O dia 31 de julho marca o desaparecimento de Antoine Saint-Exupéry,
que teve seu avião abatido por alemães enquanto fazia uma missão de
reconhecimento em 1944, durante a Segunda Guerra Mundial. Mais do que
autor de "O Pequeno Príncipe", cuja adaptação para os cinemas chega ao
país em meados de agosto, o francês é dono de uma obra respeitável,
porém sufocada pelo seu clássico infanto-juvenil.
Mônica
Cristina Corrêa, pós-doutora em Literatura Comparada Brasil-França,
ligada à Succession et Fondation Saint-Exupéry e que desde 2005 se
dedica a estudos sobre o autor, diz que, ao se aterem ao clássico
absoluto de Saint-Exupéry, as pessoas perdem a oportunidade de conhecer o
autor em si. "Muitos leitores se limitaram a repetir trechos do
'Pequeno Príncipe' como clichês de cartões de aniversário e não se deram
a oportunidade de conhecer o piloto pioneiro. Menos ainda, o piloto
militar que morreu pela França, que se deixou imolar por seu país... É
lamentável, mas é consequência do mundo em que vivemos, no qual o
'produto' se sobrepõe a tudo".
Todos os livros do escritor
dialogam fortemente com seu ofício de aviador, em uma época na qual
guiar um avião era algo de extrema periculosidade. Cruzando os céus,
Saint-Exupéry foi o responsável pelo correio entre a França e suas
colônias na África. Também viveu dois anos no deserto do Marrocos, onde
precisava dissuadir rebeldes a cessarem com os sequestros de outros
pilotos franceses. "Seu dom para a comunicação fez dele um homem
rapidamente estimado pelos árabes e possibilitou que salvasse alguns
camaradas", pontua a pesquisadora. Em seguida, o francês se tornou
piloto militar.
Essa experiência está presente em seis de seus
títulos, "Correio do Sul" (1929), "Voo Noturno" (1931), "Terra dos
Homens" (1939), "Piloto de Guerra" (1942), "Carta a um Refém" (1943), e,
claro, "O Pequeno Príncipe", também de 1943, e em alguns outros textos e
contos. A exceção à regra é "Cidadela", publicado postumamente. "Não se
trata simplesmente de falar dos aviões ou da profissão: Saint-Exupéry
diz que o avião, para ele, é 'uma ferramenta' e não uma 'finalidade'. Ou
seja: é o meio que lhe permite observar a vida – e literalmente do
alto", diz Mônica, que também é tradutora das novas edições de "O
Pequeno Príncipe" e "Piloto de Guerra" que serão lançadas pela Cia. das
Letras.
A especialista lembra que o autor afirmou em uma
entrevista: "Tenho horror da literatura pela literatura. Por ter vivido
ardentemente, pude escrever fatos concretos. Foi meu ofício que
determinou meu dever de escritor", o que escancara como todos os seus
livros refletem suas próprias experiências.

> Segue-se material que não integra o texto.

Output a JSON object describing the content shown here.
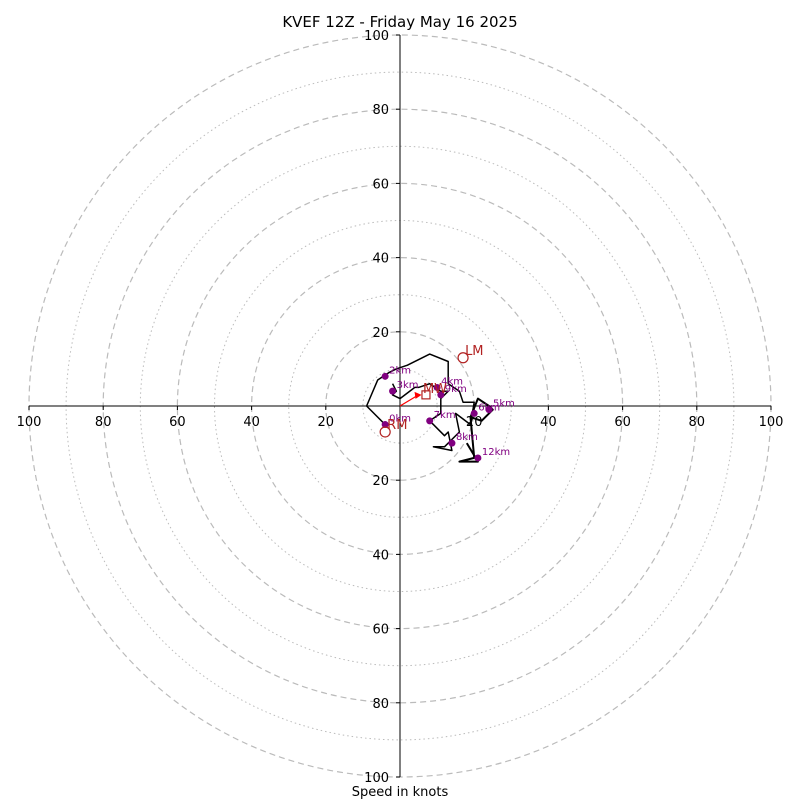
{
  "chart_data": {
    "type": "hodograph",
    "title": "KVEF 12Z - Friday May 16 2025",
    "xlabel": "Speed in knots",
    "range": 100,
    "ring_major": [
      20,
      40,
      60,
      80,
      100
    ],
    "ring_minor": [
      10,
      30,
      50,
      70,
      90
    ],
    "grid": true,
    "x_ticks": [
      {
        "value": -100,
        "label": "100"
      },
      {
        "value": -80,
        "label": "80"
      },
      {
        "value": -60,
        "label": "60"
      },
      {
        "value": -40,
        "label": "40"
      },
      {
        "value": -20,
        "label": "20"
      },
      {
        "value": 20,
        "label": "20"
      },
      {
        "value": 40,
        "label": "40"
      },
      {
        "value": 60,
        "label": "60"
      },
      {
        "value": 80,
        "label": "80"
      },
      {
        "value": 100,
        "label": "100"
      }
    ],
    "y_ticks": [
      {
        "value": 100,
        "label": "100"
      },
      {
        "value": 80,
        "label": "80"
      },
      {
        "value": 60,
        "label": "60"
      },
      {
        "value": 40,
        "label": "40"
      },
      {
        "value": 20,
        "label": "20"
      },
      {
        "value": -20,
        "label": "20"
      },
      {
        "value": -40,
        "label": "40"
      },
      {
        "value": -60,
        "label": "60"
      },
      {
        "value": -80,
        "label": "80"
      },
      {
        "value": -100,
        "label": "100"
      }
    ],
    "hodograph_line": [
      [
        -4,
        -5
      ],
      [
        -9,
        0
      ],
      [
        -6,
        7
      ],
      [
        -3,
        9
      ],
      [
        -1,
        10
      ],
      [
        2,
        11
      ],
      [
        8,
        14
      ],
      [
        13,
        12
      ],
      [
        13,
        6
      ],
      [
        16,
        4
      ],
      [
        17,
        1
      ],
      [
        20,
        1
      ],
      [
        19,
        -5
      ],
      [
        15,
        -2
      ],
      [
        16,
        -7
      ],
      [
        12,
        -11
      ],
      [
        9,
        -11
      ],
      [
        14,
        -12
      ],
      [
        13,
        -7
      ],
      [
        12,
        -8
      ],
      [
        8,
        -4
      ],
      [
        11,
        -2
      ],
      [
        11,
        2
      ],
      [
        13,
        4
      ],
      [
        11,
        4
      ],
      [
        8,
        6
      ],
      [
        5,
        5
      ],
      [
        4,
        5
      ],
      [
        0,
        2
      ],
      [
        -2,
        3
      ],
      [
        -1,
        4
      ],
      [
        -2,
        6
      ]
    ],
    "hodograph_line2": [
      [
        18,
        -10
      ],
      [
        21,
        -15
      ],
      [
        16,
        -15
      ],
      [
        20,
        -14
      ],
      [
        19,
        -3
      ],
      [
        21,
        2
      ],
      [
        24,
        0
      ],
      [
        25,
        -1
      ],
      [
        22,
        -4
      ],
      [
        19,
        -3
      ]
    ],
    "height_points": [
      {
        "label": "0km",
        "u": -4,
        "v": -5
      },
      {
        "label": "2km",
        "u": -4,
        "v": 8
      },
      {
        "label": "3km",
        "u": -2,
        "v": 4
      },
      {
        "label": "4km",
        "u": 10,
        "v": 5
      },
      {
        "label": "5km",
        "u": 24,
        "v": -1
      },
      {
        "label": "6km",
        "u": 20,
        "v": -2
      },
      {
        "label": "7km",
        "u": 8,
        "v": -4
      },
      {
        "label": "8km",
        "u": 14,
        "v": -10
      },
      {
        "label": "9km",
        "u": 11,
        "v": 3
      },
      {
        "label": "12km",
        "u": 21,
        "v": -14
      }
    ],
    "storm_motion": [
      {
        "label": "LM",
        "u": 17,
        "v": 13,
        "color": "#b22222"
      },
      {
        "label": "RM",
        "u": -4,
        "v": -7,
        "color": "#b22222"
      }
    ],
    "mean_wind": {
      "label": "MW",
      "u": 7,
      "v": 3,
      "color": "#b22222"
    },
    "shear_vector": {
      "u0": 0,
      "v0": 0,
      "u1": 5,
      "v1": 3,
      "color": "#ff0000"
    },
    "colors": {
      "line": "#000000",
      "points": "#800080",
      "markers": "#b22222",
      "grid": "#bbbbbb"
    }
  }
}
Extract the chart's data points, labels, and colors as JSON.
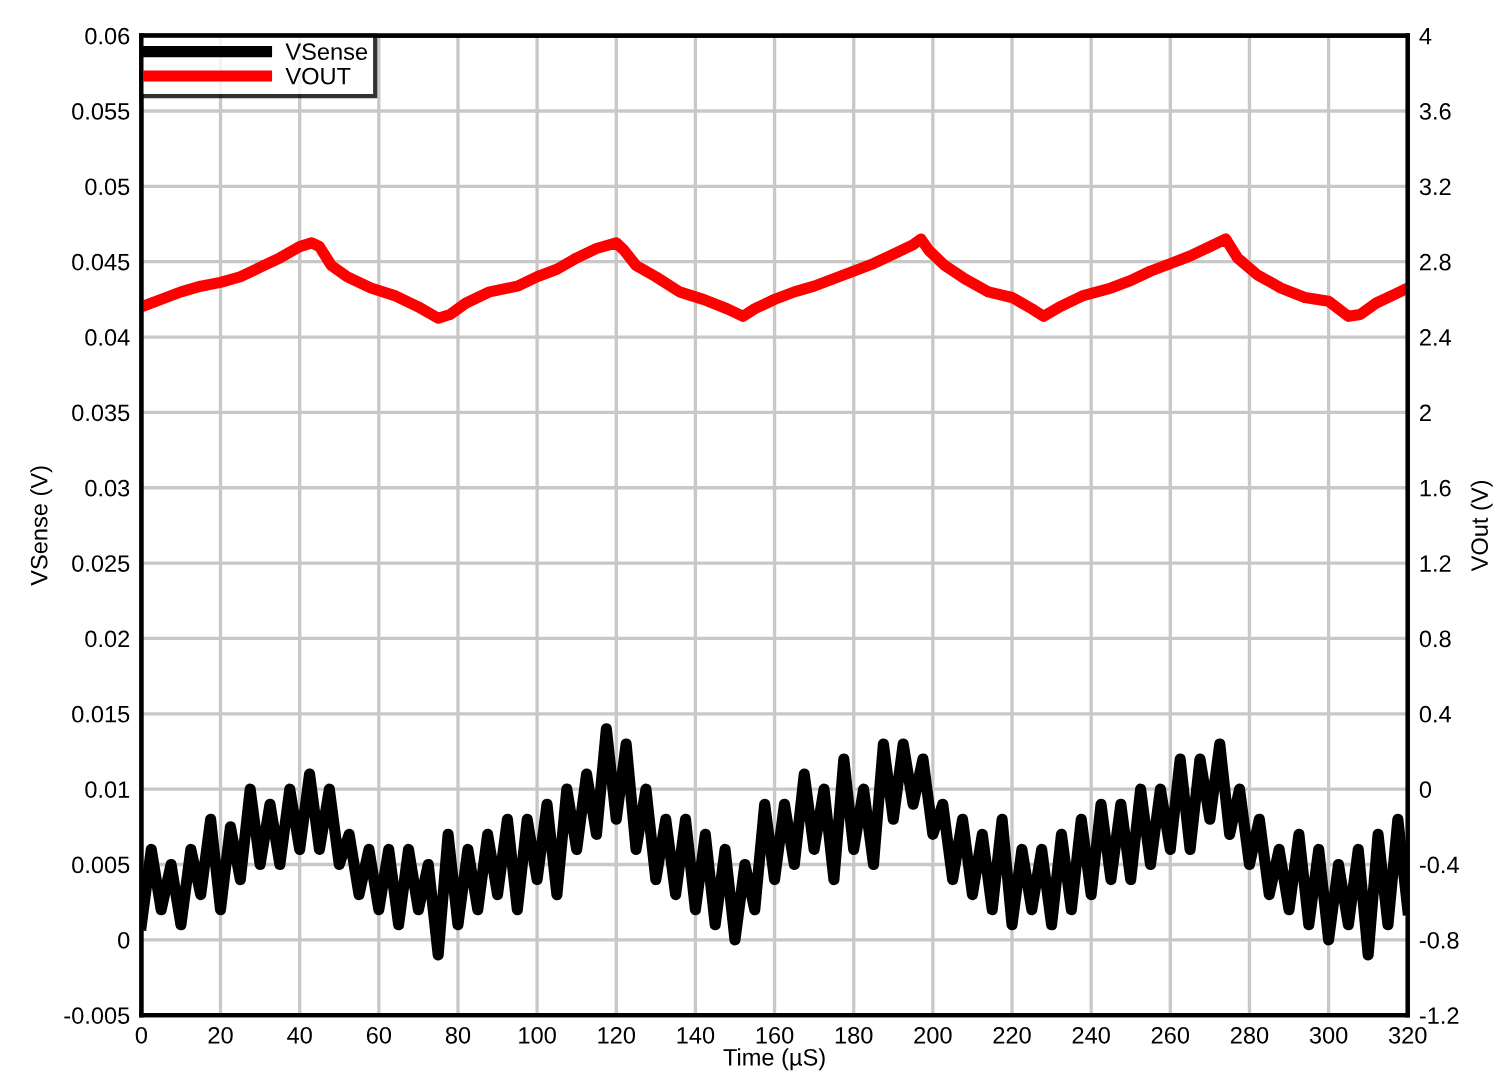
{
  "chart_data": {
    "type": "line",
    "xlabel": "Time (µS)",
    "ylabel": "VSense (V)",
    "y2label": "VOut (V)",
    "xlim": [
      0,
      320
    ],
    "xticks": [
      0,
      20,
      40,
      60,
      80,
      100,
      120,
      140,
      160,
      180,
      200,
      220,
      240,
      260,
      280,
      300,
      320
    ],
    "ylim": [
      -0.005,
      0.06
    ],
    "yticks": [
      -0.005,
      0,
      0.005,
      0.01,
      0.015,
      0.02,
      0.025,
      0.03,
      0.035,
      0.04,
      0.045,
      0.05,
      0.055,
      0.06
    ],
    "y2lim": [
      -1.2,
      4
    ],
    "y2ticks": [
      -1.2,
      -0.8,
      -0.4,
      0,
      0.4,
      0.8,
      1.2,
      1.6,
      2,
      2.4,
      2.8,
      3.2,
      3.6,
      4
    ],
    "grid": true,
    "legend": "top left",
    "line_style": "solid",
    "series": [
      {
        "name": "VSense",
        "color": "#000000",
        "x": [
          0,
          2.5,
          5,
          7.5,
          10,
          12.5,
          15,
          17.5,
          20,
          22.5,
          25,
          27.5,
          30,
          32.5,
          35,
          37.5,
          40,
          42.5,
          45,
          47.5,
          50,
          52.5,
          55,
          57.5,
          60,
          62.5,
          65,
          67.5,
          70,
          72.5,
          75,
          77.5,
          80,
          82.5,
          85,
          87.5,
          90,
          92.5,
          95,
          97.5,
          100,
          102.5,
          105,
          107.5,
          110,
          112.5,
          115,
          117.5,
          120,
          122.5,
          125,
          127.5,
          130,
          132.5,
          135,
          137.5,
          140,
          142.5,
          145,
          147.5,
          150,
          152.5,
          155,
          157.5,
          160,
          162.5,
          165,
          167.5,
          170,
          172.5,
          175,
          177.5,
          180,
          182.5,
          185,
          187.5,
          190,
          192.5,
          195,
          197.5,
          200,
          202.5,
          205,
          207.5,
          210,
          212.5,
          215,
          217.5,
          220,
          222.5,
          225,
          227.5,
          230,
          232.5,
          235,
          237.5,
          240,
          242.5,
          245,
          247.5,
          250,
          252.5,
          255,
          257.5,
          260,
          262.5,
          265,
          267.5,
          270,
          272.5,
          275,
          277.5,
          280,
          282.5,
          285,
          287.5,
          290,
          292.5,
          295,
          297.5,
          300,
          302.5,
          305,
          307.5,
          310,
          312.5,
          315,
          317.5,
          320
        ],
        "values": [
          0.001,
          0.006,
          0.002,
          0.005,
          0.001,
          0.006,
          0.003,
          0.008,
          0.002,
          0.0075,
          0.004,
          0.01,
          0.005,
          0.009,
          0.005,
          0.01,
          0.006,
          0.011,
          0.006,
          0.01,
          0.005,
          0.007,
          0.003,
          0.006,
          0.002,
          0.006,
          0.001,
          0.006,
          0.002,
          0.005,
          -0.001,
          0.007,
          0.001,
          0.006,
          0.002,
          0.007,
          0.003,
          0.008,
          0.002,
          0.008,
          0.004,
          0.009,
          0.003,
          0.01,
          0.006,
          0.011,
          0.007,
          0.014,
          0.008,
          0.013,
          0.006,
          0.01,
          0.004,
          0.008,
          0.003,
          0.008,
          0.002,
          0.007,
          0.001,
          0.006,
          0.0,
          0.005,
          0.002,
          0.009,
          0.004,
          0.009,
          0.005,
          0.011,
          0.006,
          0.01,
          0.004,
          0.012,
          0.006,
          0.01,
          0.005,
          0.013,
          0.008,
          0.013,
          0.009,
          0.012,
          0.007,
          0.009,
          0.004,
          0.008,
          0.003,
          0.007,
          0.002,
          0.008,
          0.001,
          0.006,
          0.002,
          0.006,
          0.001,
          0.007,
          0.002,
          0.008,
          0.003,
          0.009,
          0.004,
          0.009,
          0.004,
          0.01,
          0.005,
          0.01,
          0.006,
          0.012,
          0.006,
          0.012,
          0.008,
          0.013,
          0.007,
          0.01,
          0.005,
          0.008,
          0.003,
          0.006,
          0.002,
          0.007,
          0.001,
          0.006,
          0.0,
          0.005,
          0.001,
          0.006,
          -0.001,
          0.007,
          0.001,
          0.008,
          0.002
        ]
      },
      {
        "name": "VOUT",
        "color": "#ff0000",
        "axis": "y2",
        "x": [
          0,
          5,
          10,
          15,
          20,
          25,
          30,
          35,
          40,
          43,
          45,
          48,
          52,
          58,
          64,
          70,
          75,
          78,
          82,
          88,
          95,
          100,
          105,
          110,
          115,
          120,
          122,
          125,
          130,
          136,
          142,
          148,
          152,
          155,
          160,
          165,
          170,
          175,
          180,
          185,
          190,
          195,
          197,
          199,
          203,
          208,
          214,
          220,
          225,
          228,
          232,
          238,
          245,
          250,
          255,
          260,
          265,
          270,
          274,
          277,
          282,
          288,
          294,
          300,
          305,
          308,
          312,
          317,
          320
        ],
        "values": [
          2.56,
          2.6,
          2.64,
          2.67,
          2.69,
          2.72,
          2.77,
          2.82,
          2.88,
          2.9,
          2.88,
          2.78,
          2.72,
          2.66,
          2.62,
          2.56,
          2.5,
          2.52,
          2.58,
          2.64,
          2.67,
          2.72,
          2.76,
          2.82,
          2.87,
          2.9,
          2.86,
          2.78,
          2.72,
          2.64,
          2.6,
          2.55,
          2.51,
          2.55,
          2.6,
          2.64,
          2.67,
          2.71,
          2.75,
          2.79,
          2.84,
          2.89,
          2.92,
          2.86,
          2.78,
          2.71,
          2.64,
          2.61,
          2.55,
          2.51,
          2.56,
          2.62,
          2.66,
          2.7,
          2.75,
          2.79,
          2.83,
          2.88,
          2.92,
          2.82,
          2.73,
          2.66,
          2.61,
          2.59,
          2.51,
          2.52,
          2.58,
          2.63,
          2.66
        ]
      }
    ]
  }
}
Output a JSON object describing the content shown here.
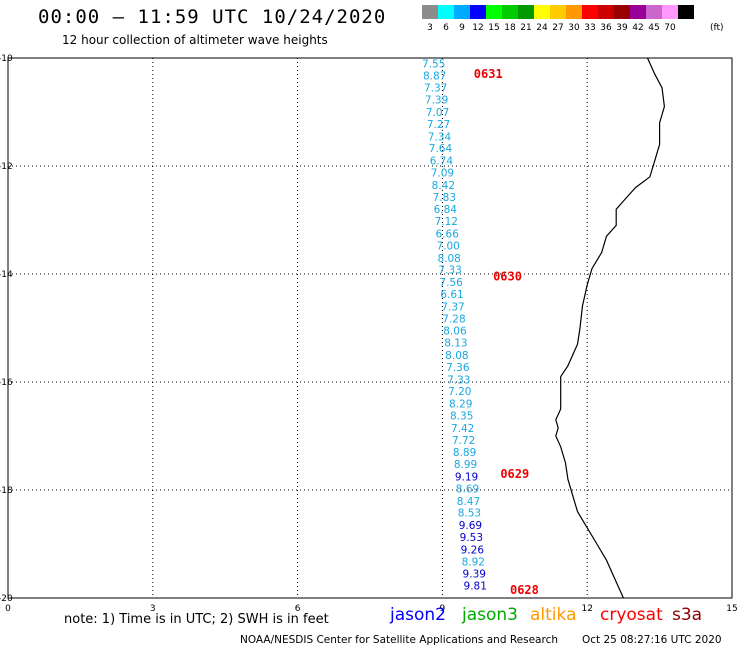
{
  "header": {
    "title": "00:00 – 11:59 UTC 10/24/2020",
    "subtitle": "12 hour collection of altimeter wave heights"
  },
  "legend": {
    "unit": "(ft)",
    "items": [
      {
        "label": "3",
        "color": "#8c8c8c"
      },
      {
        "label": "6",
        "color": "#00ffff"
      },
      {
        "label": "9",
        "color": "#00aaff"
      },
      {
        "label": "12",
        "color": "#0000ff"
      },
      {
        "label": "15",
        "color": "#00ff00"
      },
      {
        "label": "18",
        "color": "#00cc00"
      },
      {
        "label": "21",
        "color": "#009900"
      },
      {
        "label": "24",
        "color": "#ffff00"
      },
      {
        "label": "27",
        "color": "#ffcc00"
      },
      {
        "label": "30",
        "color": "#ff9900"
      },
      {
        "label": "33",
        "color": "#ff0000"
      },
      {
        "label": "36",
        "color": "#cc0000"
      },
      {
        "label": "39",
        "color": "#990000"
      },
      {
        "label": "42",
        "color": "#990099"
      },
      {
        "label": "45",
        "color": "#cc66cc"
      },
      {
        "label": "70",
        "color": "#ff99ff"
      },
      {
        "label": "",
        "color": "#000000"
      }
    ]
  },
  "axes": {
    "x_ticks": [
      "0",
      "3",
      "6",
      "9",
      "12",
      "15"
    ],
    "y_ticks": [
      "-10",
      "-12",
      "-14",
      "-16",
      "-18",
      "-20"
    ],
    "x_range": [
      0,
      15
    ],
    "y_range": [
      -20,
      -10
    ]
  },
  "chart_data": {
    "type": "scatter",
    "title": "00:00 – 11:59 UTC 10/24/2020",
    "subtitle": "12 hour collection of altimeter wave heights",
    "xlim": [
      0,
      15
    ],
    "ylim": [
      -20,
      -10
    ],
    "grid": true,
    "time_labels": [
      {
        "text": "0631",
        "lon": 9.65,
        "lat": -10.3
      },
      {
        "text": "0630",
        "lon": 10.05,
        "lat": -14.05
      },
      {
        "text": "0629",
        "lon": 10.2,
        "lat": -17.7
      },
      {
        "text": "0628",
        "lon": 10.4,
        "lat": -19.85
      }
    ],
    "points": [
      {
        "lon": 8.82,
        "lat": -10.1,
        "v": "7.55",
        "c": "#1aa7e0"
      },
      {
        "lon": 8.84,
        "lat": -10.32,
        "v": "8.87",
        "c": "#1aa7e0"
      },
      {
        "lon": 8.86,
        "lat": -10.55,
        "v": "7.37",
        "c": "#1aa7e0"
      },
      {
        "lon": 8.88,
        "lat": -10.77,
        "v": "7.39",
        "c": "#1aa7e0"
      },
      {
        "lon": 8.9,
        "lat": -11.0,
        "v": "7.07",
        "c": "#1aa7e0"
      },
      {
        "lon": 8.92,
        "lat": -11.22,
        "v": "7.27",
        "c": "#1aa7e0"
      },
      {
        "lon": 8.94,
        "lat": -11.45,
        "v": "7.34",
        "c": "#1aa7e0"
      },
      {
        "lon": 8.96,
        "lat": -11.67,
        "v": "7.64",
        "c": "#1aa7e0"
      },
      {
        "lon": 8.98,
        "lat": -11.9,
        "v": "6.74",
        "c": "#1aa7e0"
      },
      {
        "lon": 9.0,
        "lat": -12.12,
        "v": "7.09",
        "c": "#1aa7e0"
      },
      {
        "lon": 9.02,
        "lat": -12.35,
        "v": "8.42",
        "c": "#1aa7e0"
      },
      {
        "lon": 9.04,
        "lat": -12.57,
        "v": "7.83",
        "c": "#1aa7e0"
      },
      {
        "lon": 9.06,
        "lat": -12.8,
        "v": "6.84",
        "c": "#1aa7e0"
      },
      {
        "lon": 9.08,
        "lat": -13.02,
        "v": "7.12",
        "c": "#1aa7e0"
      },
      {
        "lon": 9.1,
        "lat": -13.25,
        "v": "6.66",
        "c": "#1aa7e0"
      },
      {
        "lon": 9.12,
        "lat": -13.47,
        "v": "7.00",
        "c": "#1aa7e0"
      },
      {
        "lon": 9.14,
        "lat": -13.7,
        "v": "8.08",
        "c": "#1aa7e0"
      },
      {
        "lon": 9.16,
        "lat": -13.92,
        "v": "7.33",
        "c": "#1aa7e0"
      },
      {
        "lon": 9.18,
        "lat": -14.15,
        "v": "7.56",
        "c": "#1aa7e0"
      },
      {
        "lon": 9.2,
        "lat": -14.37,
        "v": "6.61",
        "c": "#1aa7e0"
      },
      {
        "lon": 9.22,
        "lat": -14.6,
        "v": "7.37",
        "c": "#1aa7e0"
      },
      {
        "lon": 9.24,
        "lat": -14.82,
        "v": "7.28",
        "c": "#1aa7e0"
      },
      {
        "lon": 9.26,
        "lat": -15.05,
        "v": "8.06",
        "c": "#1aa7e0"
      },
      {
        "lon": 9.28,
        "lat": -15.27,
        "v": "8.13",
        "c": "#1aa7e0"
      },
      {
        "lon": 9.3,
        "lat": -15.5,
        "v": "8.08",
        "c": "#1aa7e0"
      },
      {
        "lon": 9.32,
        "lat": -15.72,
        "v": "7.36",
        "c": "#1aa7e0"
      },
      {
        "lon": 9.34,
        "lat": -15.95,
        "v": "7.33",
        "c": "#1aa7e0"
      },
      {
        "lon": 9.36,
        "lat": -16.17,
        "v": "7.20",
        "c": "#1aa7e0"
      },
      {
        "lon": 9.38,
        "lat": -16.4,
        "v": "8.29",
        "c": "#1aa7e0"
      },
      {
        "lon": 9.4,
        "lat": -16.62,
        "v": "8.35",
        "c": "#1aa7e0"
      },
      {
        "lon": 9.42,
        "lat": -16.85,
        "v": "7.42",
        "c": "#1aa7e0"
      },
      {
        "lon": 9.44,
        "lat": -17.07,
        "v": "7.72",
        "c": "#1aa7e0"
      },
      {
        "lon": 9.46,
        "lat": -17.3,
        "v": "8.89",
        "c": "#1aa7e0"
      },
      {
        "lon": 9.48,
        "lat": -17.52,
        "v": "8.99",
        "c": "#1aa7e0"
      },
      {
        "lon": 9.5,
        "lat": -17.75,
        "v": "9.19",
        "c": "#0000cc"
      },
      {
        "lon": 9.52,
        "lat": -17.97,
        "v": "8.69",
        "c": "#1aa7e0"
      },
      {
        "lon": 9.54,
        "lat": -18.2,
        "v": "8.47",
        "c": "#1aa7e0"
      },
      {
        "lon": 9.56,
        "lat": -18.42,
        "v": "8.53",
        "c": "#1aa7e0"
      },
      {
        "lon": 9.58,
        "lat": -18.65,
        "v": "9.69",
        "c": "#0000cc"
      },
      {
        "lon": 9.6,
        "lat": -18.87,
        "v": "9.53",
        "c": "#0000cc"
      },
      {
        "lon": 9.62,
        "lat": -19.1,
        "v": "9.26",
        "c": "#0000cc"
      },
      {
        "lon": 9.64,
        "lat": -19.32,
        "v": "8.92",
        "c": "#1aa7e0"
      },
      {
        "lon": 9.66,
        "lat": -19.55,
        "v": "9.39",
        "c": "#0000cc"
      },
      {
        "lon": 9.68,
        "lat": -19.77,
        "v": "9.81",
        "c": "#0000cc"
      }
    ]
  },
  "coastline": [
    [
      13.25,
      -10
    ],
    [
      13.4,
      -10.3
    ],
    [
      13.55,
      -10.55
    ],
    [
      13.6,
      -10.9
    ],
    [
      13.5,
      -11.2
    ],
    [
      13.5,
      -11.6
    ],
    [
      13.4,
      -11.9
    ],
    [
      13.3,
      -12.2
    ],
    [
      13.0,
      -12.4
    ],
    [
      12.8,
      -12.6
    ],
    [
      12.6,
      -12.8
    ],
    [
      12.6,
      -13.1
    ],
    [
      12.4,
      -13.3
    ],
    [
      12.3,
      -13.6
    ],
    [
      12.1,
      -13.9
    ],
    [
      12.0,
      -14.2
    ],
    [
      11.9,
      -14.6
    ],
    [
      11.85,
      -15.0
    ],
    [
      11.8,
      -15.3
    ],
    [
      11.7,
      -15.5
    ],
    [
      11.6,
      -15.7
    ],
    [
      11.45,
      -15.9
    ],
    [
      11.45,
      -16.2
    ],
    [
      11.45,
      -16.5
    ],
    [
      11.35,
      -16.7
    ],
    [
      11.4,
      -16.85
    ],
    [
      11.35,
      -17.0
    ],
    [
      11.45,
      -17.2
    ],
    [
      11.55,
      -17.5
    ],
    [
      11.6,
      -17.8
    ],
    [
      11.7,
      -18.1
    ],
    [
      11.8,
      -18.4
    ],
    [
      12.0,
      -18.7
    ],
    [
      12.2,
      -19.0
    ],
    [
      12.4,
      -19.3
    ],
    [
      12.55,
      -19.6
    ],
    [
      12.7,
      -19.9
    ],
    [
      12.75,
      -20
    ]
  ],
  "footer": {
    "note": "note: 1) Time is in UTC; 2) SWH is in feet",
    "satellites": [
      {
        "name": "jason2",
        "color": "#0000ff"
      },
      {
        "name": "jason3",
        "color": "#00aa00"
      },
      {
        "name": "altika",
        "color": "#ff9900"
      },
      {
        "name": "cryosat",
        "color": "#ff0000"
      },
      {
        "name": "s3a",
        "color": "#8b0000"
      }
    ],
    "credit": "NOAA/NESDIS Center for Satellite Applications and Research",
    "timestamp": "Oct 25 08:27:16 UTC 2020"
  }
}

"'O Pequeno Príncipe' foi transformado num produto"
Mônica lamenta que o restante dos livros de Saint-Exupéry seja
praticamente sobrepujado pela história do pequeno aviador perdido em um
deserto. Segundo ela, isso acaba por simplificar e banalizar a vida e a
obra do autor e diminui o próprio "O Pequeno Príncipe", que, recortado e
afastado dos outros títulos, perde muito de sua riqueza.
"É
claro que uma obra pode e deve ser lida como texto independente e cada
leitor terá seu momento e sua interpretação. Mas o 'O Pequeno Príncipe',
por ter sido o último livro escrito por um autor do quilate de
Saint-Exupéry, mereceria uma leitura mais aprofundada e que conduzisse
ao universo específico e maravilhoso de seu criador. Isso não acontece.
São suas frases que viraram clichês, muitas vezes através de traduções
únicas e pouco ligadas ao original, desenhos que viraram produtos de
consumo, fantasias que desviam de um profundo senso de reflexão e de
filosofia que o livro efetivamente tem".
Saint-Exupéry não
conheceu todo o sucesso de sua obra mais famosa. Depois de publicar "O
Pequeno Príncipe" em 1943, em Nova York, o autor embarcou para a guerra
que o vitimaria antes que o livro infanto-juvenil chegasse à França, em
1946. Em vida, o escritor foi reconhecido, e inclusive premiado, por
tudo o que precedeu o título que agora vira filme, chegando a ser o
francês mais lido nos Estados Unidos naquela época. "Para quem lê apenas
'O Pequeno Príncipe', sinceramente, Saint-Exupéry, em toda a sua
grandeza, inexiste. Há nos dias de hoje quem leia a obra e nem saiba
quem a escreveu", diz Mônica. "Mas talvez essa também seja a função de
uma obra, imortalizar uma ideia e não um homem", completa.